For Bernstein the conclusion is: the organized working class must avoid isolation by moderating its demands to accommodate the middle classes. It must even merge, as a minority, into a larger reform movement. For Machajsky, the conclusion is: the working class, the starving masses, will be even more isolated in a democratic state. Even a section of the working class itself will be integrated into the democratic order. Only an underground conspiracy can carry out the kind of blackmail the oppressed minority must use to achieve its ends. Machajsky does not object to the demagogic and sham character of representative institutions under capitalism. Such objections were common in the social democracy.

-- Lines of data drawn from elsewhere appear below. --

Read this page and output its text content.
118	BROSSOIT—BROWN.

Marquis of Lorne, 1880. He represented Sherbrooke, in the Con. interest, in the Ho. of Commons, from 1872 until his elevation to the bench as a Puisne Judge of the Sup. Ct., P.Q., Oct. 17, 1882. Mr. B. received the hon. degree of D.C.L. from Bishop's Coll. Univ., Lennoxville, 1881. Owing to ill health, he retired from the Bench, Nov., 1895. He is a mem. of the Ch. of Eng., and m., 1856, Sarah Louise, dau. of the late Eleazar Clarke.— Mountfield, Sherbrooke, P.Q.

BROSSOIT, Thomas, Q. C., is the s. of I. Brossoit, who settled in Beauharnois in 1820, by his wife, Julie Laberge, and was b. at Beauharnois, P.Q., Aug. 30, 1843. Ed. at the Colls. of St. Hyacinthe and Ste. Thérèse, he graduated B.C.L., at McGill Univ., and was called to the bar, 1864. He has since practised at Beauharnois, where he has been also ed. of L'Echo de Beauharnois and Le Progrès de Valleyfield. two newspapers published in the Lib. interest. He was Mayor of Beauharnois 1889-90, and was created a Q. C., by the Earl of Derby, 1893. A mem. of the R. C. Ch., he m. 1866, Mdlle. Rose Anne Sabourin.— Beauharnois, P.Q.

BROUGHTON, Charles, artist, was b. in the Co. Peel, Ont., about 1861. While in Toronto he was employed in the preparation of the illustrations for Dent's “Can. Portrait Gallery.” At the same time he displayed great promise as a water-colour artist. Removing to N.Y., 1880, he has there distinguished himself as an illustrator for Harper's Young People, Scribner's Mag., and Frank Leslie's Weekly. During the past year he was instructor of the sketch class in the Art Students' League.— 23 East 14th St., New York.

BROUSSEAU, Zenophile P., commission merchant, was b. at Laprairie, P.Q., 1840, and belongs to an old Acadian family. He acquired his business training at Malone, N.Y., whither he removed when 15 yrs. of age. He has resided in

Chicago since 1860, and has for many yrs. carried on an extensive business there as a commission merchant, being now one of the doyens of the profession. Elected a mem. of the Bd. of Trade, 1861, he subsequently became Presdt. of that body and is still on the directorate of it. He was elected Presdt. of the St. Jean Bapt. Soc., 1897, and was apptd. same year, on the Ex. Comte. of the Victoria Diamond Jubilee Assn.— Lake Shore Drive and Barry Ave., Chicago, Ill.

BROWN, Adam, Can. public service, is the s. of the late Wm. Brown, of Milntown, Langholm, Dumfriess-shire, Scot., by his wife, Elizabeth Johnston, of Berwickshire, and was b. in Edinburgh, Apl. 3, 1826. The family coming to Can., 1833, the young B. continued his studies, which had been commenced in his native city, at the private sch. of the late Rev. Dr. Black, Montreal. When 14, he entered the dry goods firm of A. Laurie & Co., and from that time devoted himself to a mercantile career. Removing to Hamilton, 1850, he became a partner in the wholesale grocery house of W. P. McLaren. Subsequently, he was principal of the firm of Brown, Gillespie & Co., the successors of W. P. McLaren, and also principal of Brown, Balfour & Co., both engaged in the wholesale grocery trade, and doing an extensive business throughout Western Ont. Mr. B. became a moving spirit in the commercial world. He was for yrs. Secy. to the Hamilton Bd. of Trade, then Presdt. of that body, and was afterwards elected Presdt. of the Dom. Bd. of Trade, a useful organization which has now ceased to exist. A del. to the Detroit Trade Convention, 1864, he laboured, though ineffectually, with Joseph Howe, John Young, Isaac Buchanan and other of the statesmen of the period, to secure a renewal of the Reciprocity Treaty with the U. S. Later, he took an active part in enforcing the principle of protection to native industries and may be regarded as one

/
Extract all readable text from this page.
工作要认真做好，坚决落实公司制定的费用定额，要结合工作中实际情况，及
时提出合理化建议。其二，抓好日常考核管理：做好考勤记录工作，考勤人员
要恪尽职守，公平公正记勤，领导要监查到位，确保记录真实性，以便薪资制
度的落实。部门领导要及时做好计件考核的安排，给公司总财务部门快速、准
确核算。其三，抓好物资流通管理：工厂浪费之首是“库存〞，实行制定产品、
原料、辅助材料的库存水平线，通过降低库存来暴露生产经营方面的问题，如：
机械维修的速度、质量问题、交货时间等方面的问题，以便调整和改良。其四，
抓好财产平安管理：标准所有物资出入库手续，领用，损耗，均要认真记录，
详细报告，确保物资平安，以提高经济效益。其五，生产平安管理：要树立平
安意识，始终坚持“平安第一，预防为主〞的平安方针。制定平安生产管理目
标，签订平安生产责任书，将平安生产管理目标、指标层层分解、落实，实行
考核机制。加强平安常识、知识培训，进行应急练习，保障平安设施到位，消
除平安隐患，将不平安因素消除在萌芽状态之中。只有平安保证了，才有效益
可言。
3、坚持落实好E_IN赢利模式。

Instead, he objects to such institutions to the extent that they do represent more or less accurately the real sentiments of the majority.

[...]

Unlike Rosa Luxemburg and other supporters of the revolution who came out of the pre‑war Marxist tradition, unlike some members of the Communist party itself, unlike Lenin himself on some days; Machajsky had no criticism to make of the restrictions on democratic liberties that the regime had already begun to take. He takes it for granted that the Mensheviks and Socialist Revolutionaries have been outlawed because they refused to proceed fast enough with the expropriation of the bourgeois. There is no mention of the argument made most frequently at the time by defenders of the Bolshevik government. That argument justified the outlawing of the opposition on the grounds that it had taken up arms against the elected soviet government. Such a charge, whatever the evidence for or against it, meant nothing to Machajsky. He wasn’t for democracy. The opposition he urges on the workers is the same as before. Not the defense of democratic rights within the revolution - what use would that be - but rather the bringing of pressure on the government through direct action.

[...]

Is there a similar bridge in the case of anarchism and Machajsky? Doesn’t the hostility to all forms of representative democracy provide such a bridge? The emphasis on the right of the ‘militant minority’ to act without regard not just for parliamentary majorities but for the majority opinion of the working class in whose name this minority presumed to speak, the cult of action for action’s sake, the hostility towards the ‘authority’ of the elected leaders of unions and workers’ parties all predisposed anarchists and Makhaevists to accept the antidemocratic demagogy of the fascist and Stalinist movements.

[...]

None of this is of purely academic interest. The political responses of Machajsky to the political backwardness of the labor movement are common today. That is the reason for the revival of interest in him. In the sixties the same hostility towards a conservative labor movement and representative democracy became the characteristic of the dominant political currents on the left. The same glorification of the ‘spontaneous’ semi‑insurrectional tendencies of the ‘underclass’ resurfaced. When the New Left gave birth to monstrosities like the Red Brigades or the one-hundred percent American Weatherman faction of the SDS more sober elements were as confused as our Machajsky experts are over the latter’s embrace of the Black Hundreds.